Figure 8.28 - Microarray analysis comparing gene expression in normal and cancer cells. Wikipedia
Unhybridized cDNAs are washed away and then the plate is analyzed. Red grid boxes correspond to an mRNA present in the cancerous tissue, but not in the non-cancerous tissue. Green grid boxes correspond to an mRNA present in the non-cancerous tissue, but not in the cancerous tissue. Yellow would correspond to mRNAs present in equal abundance in the two tissues (Figure 8.28). The intensity of each spot also gives information about the relative amounts of each mRNA in each tissue.
Figure 8.29 - Automated high throughput sequencer. Wikipedia
The same principle used for nucleic acid microarrays can be adapted for analyzing other molecules. For example, polypeptides could be bonded to the glass slide instead of DNA to create a protein chip. Protein chips are useful for studying the interactions of proteins with other molecules as well as for diagnostics.

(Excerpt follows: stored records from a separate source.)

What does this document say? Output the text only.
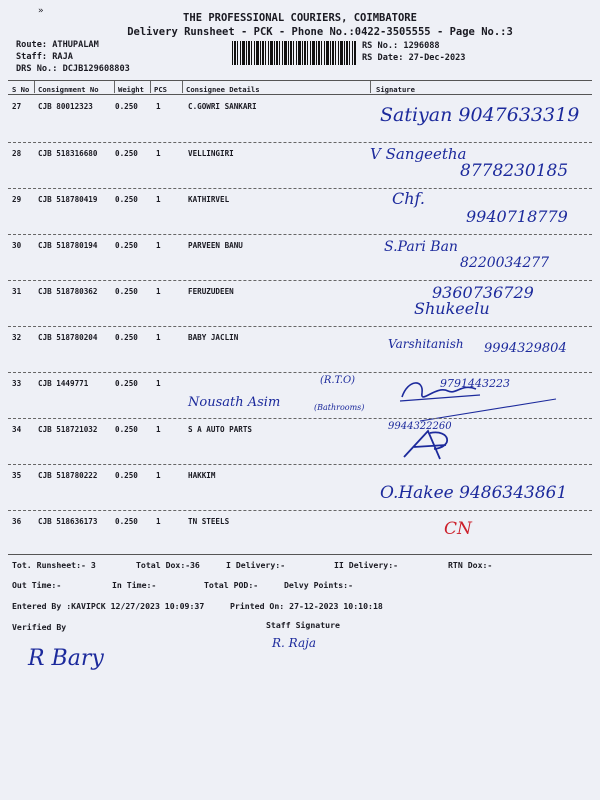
»
THE PROFESSIONAL COURIERS, COIMBATORE
Delivery Runsheet - PCK - Phone No.:0422-3505555 - Page No.:3
Route: ATHUPALAM
Staff: RAJA
DRS No.: DCJB129608803
RS No.: 1296088
RS Date: 27-Dec-2023
S No Consignment No	Weight PCS	Consignee Details	Signature
27 CJB 80012323	0.250 1	C.GOWRI SANKARI	Satiyan 9047633319
28 CJB 518316680 0.250 1	VELLINGIRI	V Sangeetha
8778230185
29 CJB 518780419 0.250 1	KATHIRVEL	Chf.
9940718779
30 CJB 518780194 0.250 1	PARVEEN BANU	S.Pari Ban
8220034277
31 CJB 518780362 0.250 1	FERUZUDEEN	9360736729
Shukeelu
32 CJB 518780204 0.250 1	BABY JACLIN	Varshitanish 9994329804
33 CJB 1449771	0.250 1	(R.T.O)
Nousath Asim	(Bathrooms)
9791443223
34 CJB 518721032 0.250 1	S A AUTO PARTS	9944322260
35 CJB 518780222 0.250 1	HAKKIM
O.Hakee 9486343861
36 CJB 518636173 0.250 1	TN STEELS	CN
Tot. Runsheet:- 3	Total Dox:- 36	I Delivery:-	II Delivery:-	RTN Dox:-
Out Time:-	In Time:-	Total POD:-	Delvy Points:-
Entered By :KAVIPCK 12/27/2023 10:09:37	Printed On: 27-12-2023 10:10:18
Verified By	Staff Signature
R Bary
R. Raja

Like microarrays, a newer method called RNA-Seq, is a tool for simultaneously detecting and quantitating all of the transcripts in a given sample. This method relies on recently developed sequencing technologies called next-generation sequencing, or deep sequencing. These techniques allow for rapid, parallel sequencing of millions of DNA fragments and can, thus, be used not only for genomic DNA, but also to sequence all of the reverse-transcribed RNAs from a given sample.
To determine all the protein-coding genes that were being expressed in a particular set of cells under specific physiological conditions, all of the mRNA would first be extracted and reverse-transcribed into cDNA. This step is similar to the preparation of samples for microarrays. However, at this point, the cDNAs are fragmented into smaller pieces, and have small sequencing adapters attached at either end. The fragments are then subjected to high-throughput sequencing, to obtain short sequences from all of the fragments. These data are aligned against the genome sequence and used to measure the level of expression of different genes. RNA-Seq offers some advantages over microarrays. With microarrays, an RNA can only be detected if the gene sequence corresponding to it is present on the grid. In RNA-Seq every RNA present in the sample is sequenced, so detection of RNAs is not limited by the probes on a chip. RNA-Seq is more sensitive than microarrays and offers a much larger range over which gene expression can be measured accurately.